One bright Saturday after a visit to the markets, Lou had gone to find a vase for flowers and the man and the boy had sat together at the window.
It was early summer. Phoenix had still been disoriented, unsure why he kept returning to the same place, the same summer, over and over again. He would appear for short spurts, and then he would be catapulted back into that alarmingly still body. Prospero, who spent whole days looking out this window, had seen this occur, the appearance, the disappearance. But on this day Phoenix was just there, as if he’d always been. He was juggling, not magically but cleverly, and it was a joy to watch his effortless talent for keeping thing
s aloft.
Phoenix, now, remembered being Jasper, watching Phoenix.
Prospero had leaned forward and squinted down at the juggler. He’d turned to Jasper and said, ‘You’ll bring her to me, won’t you? One day? You’ll bring her back to me?’
Jasper, mesmerised by the circle of moving objects, and not wanting to talk about Undine anyway, said nothing.
‘Promise me though. When you find her. You’ll bring her to me. I just want to see her one last time. Do you promise?’
And Jasper, who was only four, made a promise, more to make the old man stop leaning so intensely towards him. And afterwards he remembered making it, even though it wasn’t till he was almost grown that he realised what it was exactly that he had agreed to do. And now, years later, Jasper was grown, Jasper was Phoenix, and he had kept the promise he had made to a dying old man.
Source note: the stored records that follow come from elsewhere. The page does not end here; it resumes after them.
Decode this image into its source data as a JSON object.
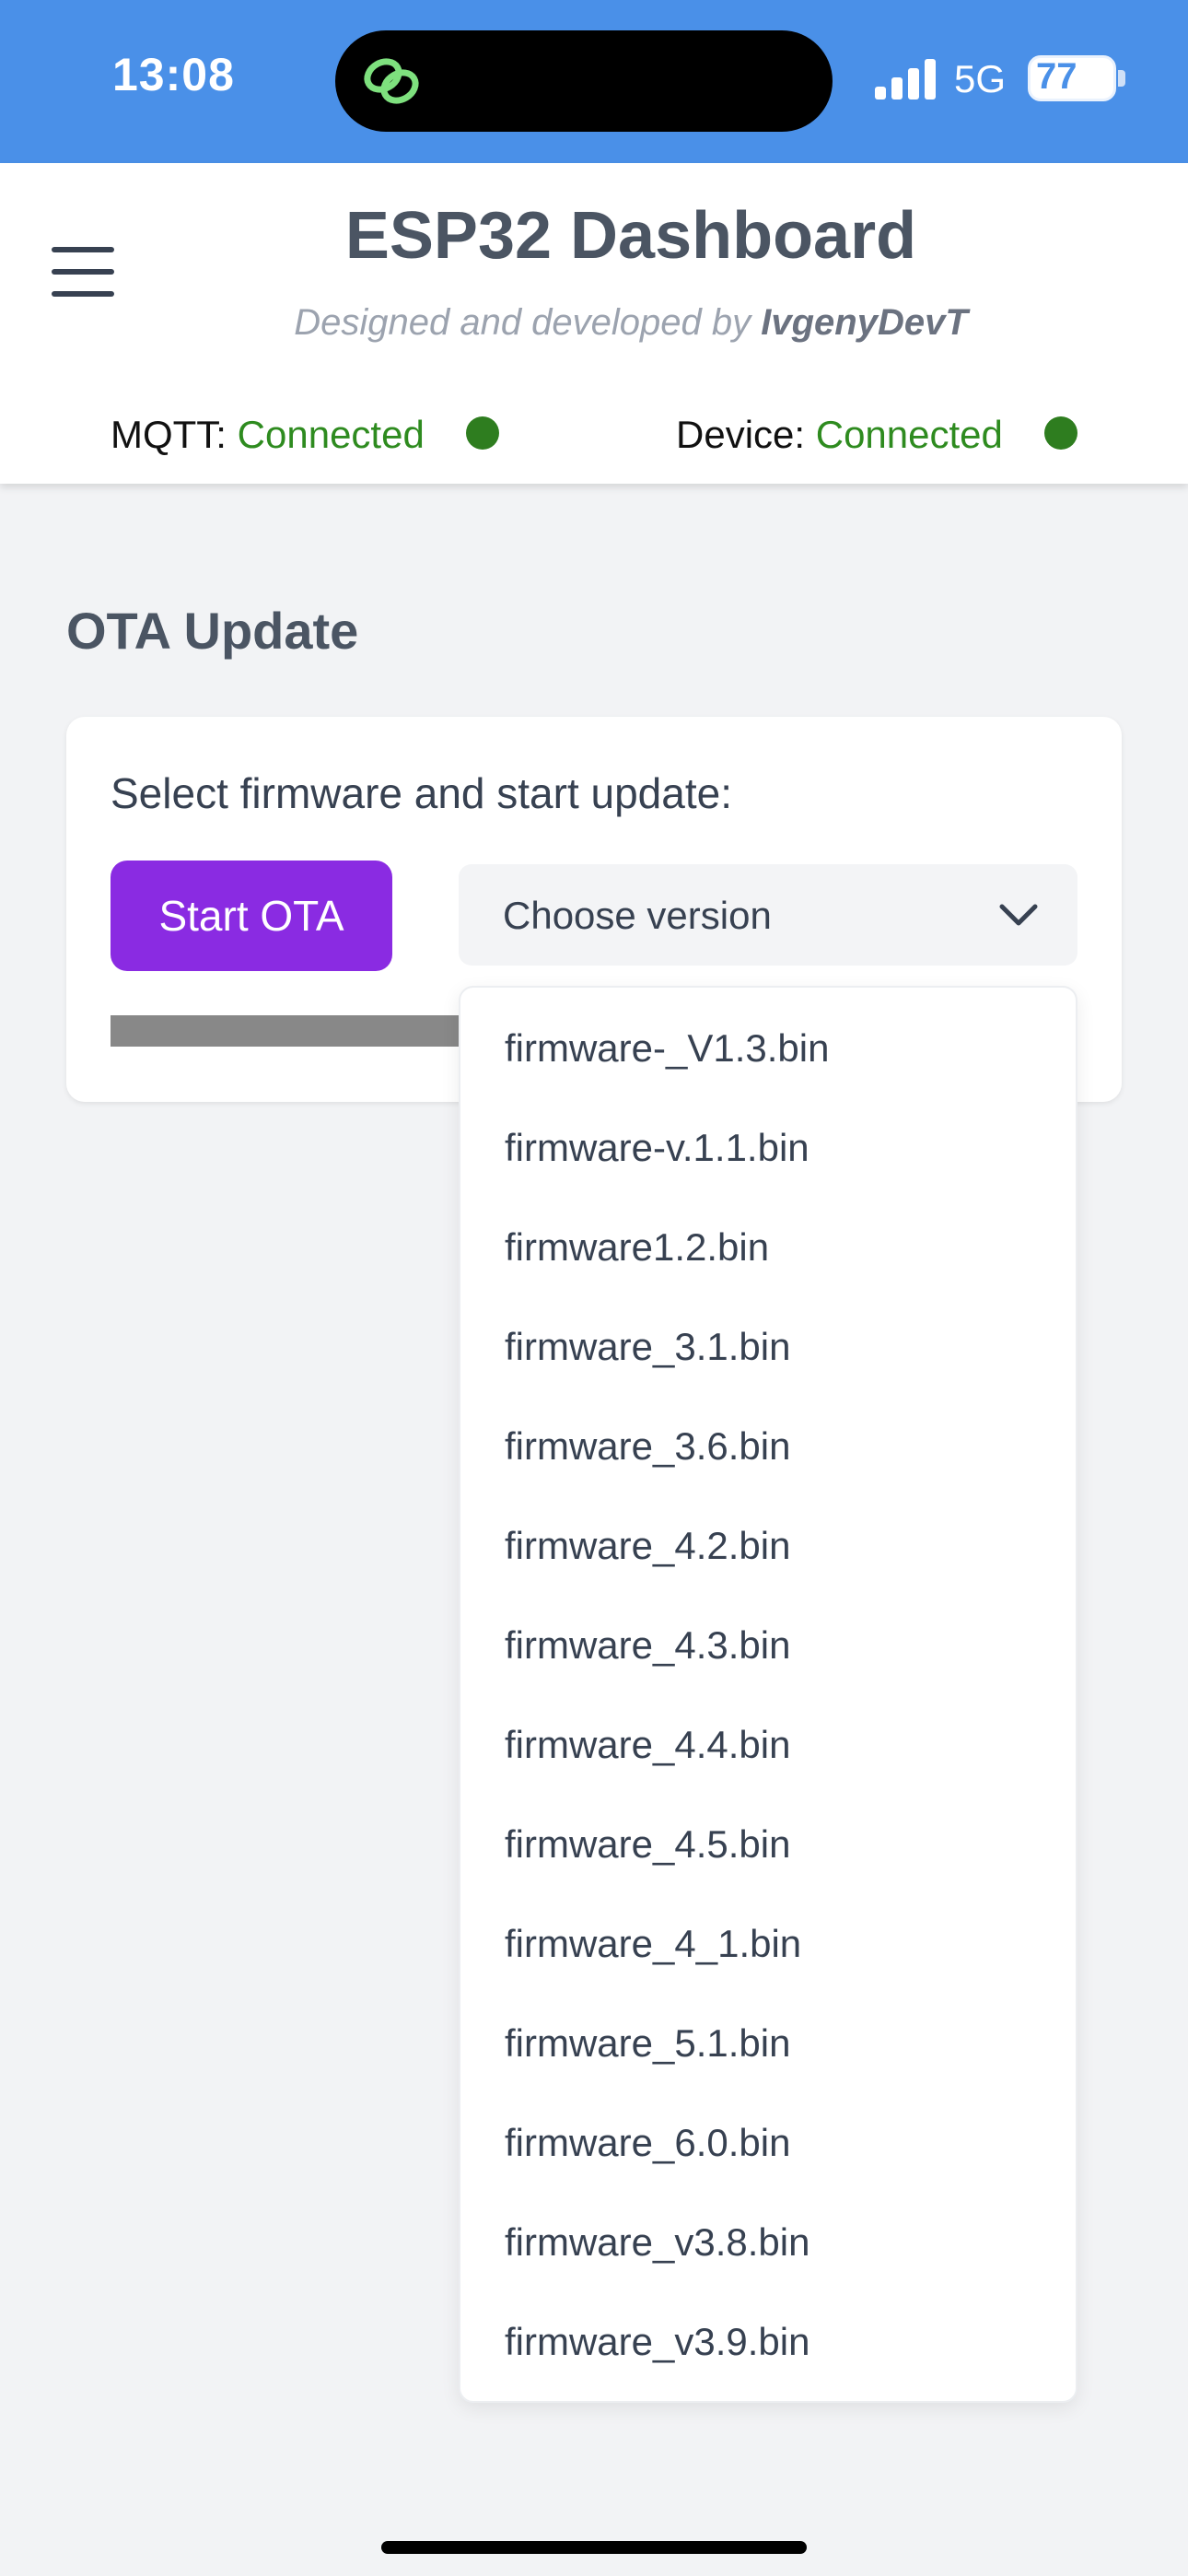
{
  "status_bar": {
    "time": "13:08",
    "network": "5G",
    "battery": "77"
  },
  "header": {
    "title": "ESP32 Dashboard",
    "subtitle_prefix": "Designed and developed by ",
    "subtitle_author": "IvgenyDevT",
    "mqtt": {
      "label": "MQTT:",
      "status": "Connected",
      "status_color": "#2e8b1f"
    },
    "device": {
      "label": "Device:",
      "status": "Connected",
      "status_color": "#2e8b1f"
    }
  },
  "ota": {
    "section_title": "OTA Update",
    "card_label": "Select firmware and start update:",
    "start_button": "Start OTA",
    "select_placeholder": "Choose version",
    "options": [
      "firmware-_V1.3.bin",
      "firmware-v.1.1.bin",
      "firmware1.2.bin",
      "firmware_3.1.bin",
      "firmware_3.6.bin",
      "firmware_4.2.bin",
      "firmware_4.3.bin",
      "firmware_4.4.bin",
      "firmware_4.5.bin",
      "firmware_4_1.bin",
      "firmware_5.1.bin",
      "firmware_6.0.bin",
      "firmware_v3.8.bin",
      "firmware_v3.9.bin"
    ]
  },
  "colors": {
    "status_bar": "#4a90e8",
    "accent_button": "#8a2be2",
    "connected_dot": "#2e7d1f"
  },
  "icons": [
    "link-icon",
    "signal-icon",
    "battery-icon",
    "menu-icon",
    "chevron-down-icon"
  ]
}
Actually, it felt pretty good.
Undine walked dazedly through the city. Her knee hurt and she was bleeding a little where she’d cut it on the tile. She wanted to sit down and cry about it, it was sore, everything was sore, too bright, too sharp.
She couldn’t stop thinking about Phoenix, about Jasper. The image of Lou’s aged face haunted her. If Jasper was in hospital, all grown up, and Lou was there – where had Undine been? Future Undine, grown even older than Jasper. Did she visit every day? What was wrong with Jasper anyway? Was he sick, injured, dying? Was it the magic, or was it something ordinary, something deeply, horribly banal? Cancer, like Prospero. A car accident, like Stephen.